Marc Lassalle, Infomail 1207, 19. Dezember 2022ranke
Der lange Todeskampf der französischen Nouveau Parti Anticapitaliste (Neue antikapitalistische Partei NPA) hat sein Endstadium erreicht, nachdem die ehemalige Führung den jüngsten Parteitag verlassen hat. Diejenigen, die übrig geblieben sind, müssen die Bilanz des Experiments der pluralen Partei ziehen.
Was auf der fünften nationalen Konferenz der Nouveau Parti Anticapitaliste (NPA), die am 11. Dezember in Paris stattfand, geschah, mag für diejenigen, die die französische extreme Linke nicht so genau verfolgen, ein Schock sein.
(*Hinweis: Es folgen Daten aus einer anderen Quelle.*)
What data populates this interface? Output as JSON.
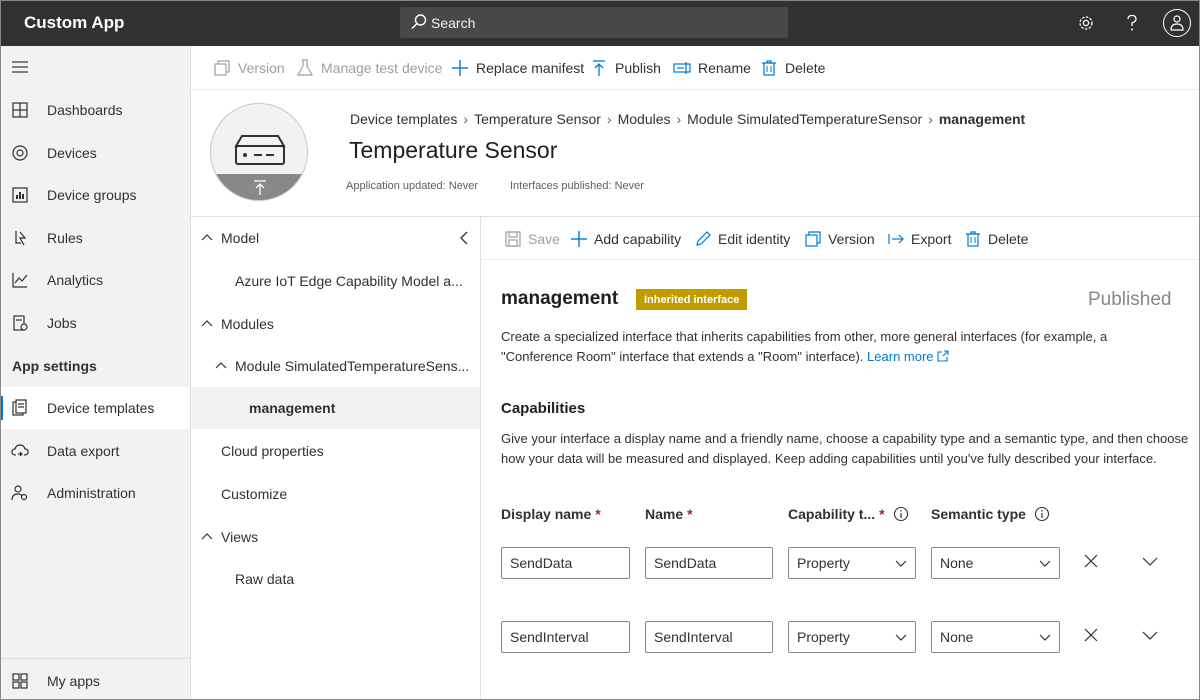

Für ihre Aktivist:innen ist die Spaltung in zwei Gruppen, die jeweils für sich in Anspruch nehmen, die Fortführung der NPA zu verkörpern, jedoch keine Überraschung.
Die NPA wurde 2009 mit einem Aufruf an die radikale Linke gegründet, sich der Ligue Communiste Révolutionnaire (LCR; französische Sektion der Vierten Internationale) anzuschließen und eine neue revolutionäre Organisation zu bilden.
Unter Führung von Olivier Besancenot, einem jungen Postangestellten, der als Kandidat der LCR bei den Präsidentschaftswahlen 2007 1,5 Millionen Stimmen erhalten hatte, zog die NPA schnell fast 10.000 Mitglieder an. Auf ihrem Gründungskongress verpflichtete sie sich zur Ausarbeitung eines neuen Parteiprogramms. Doch abgesehen von einigen politischen Kommissionen kam dies nie zustande. Stattdessen setzte sich die alte LCR-Gewohnheit der Spaltung in sich ständig bekriegende Fraktionen wieder durch und wurde endemisch.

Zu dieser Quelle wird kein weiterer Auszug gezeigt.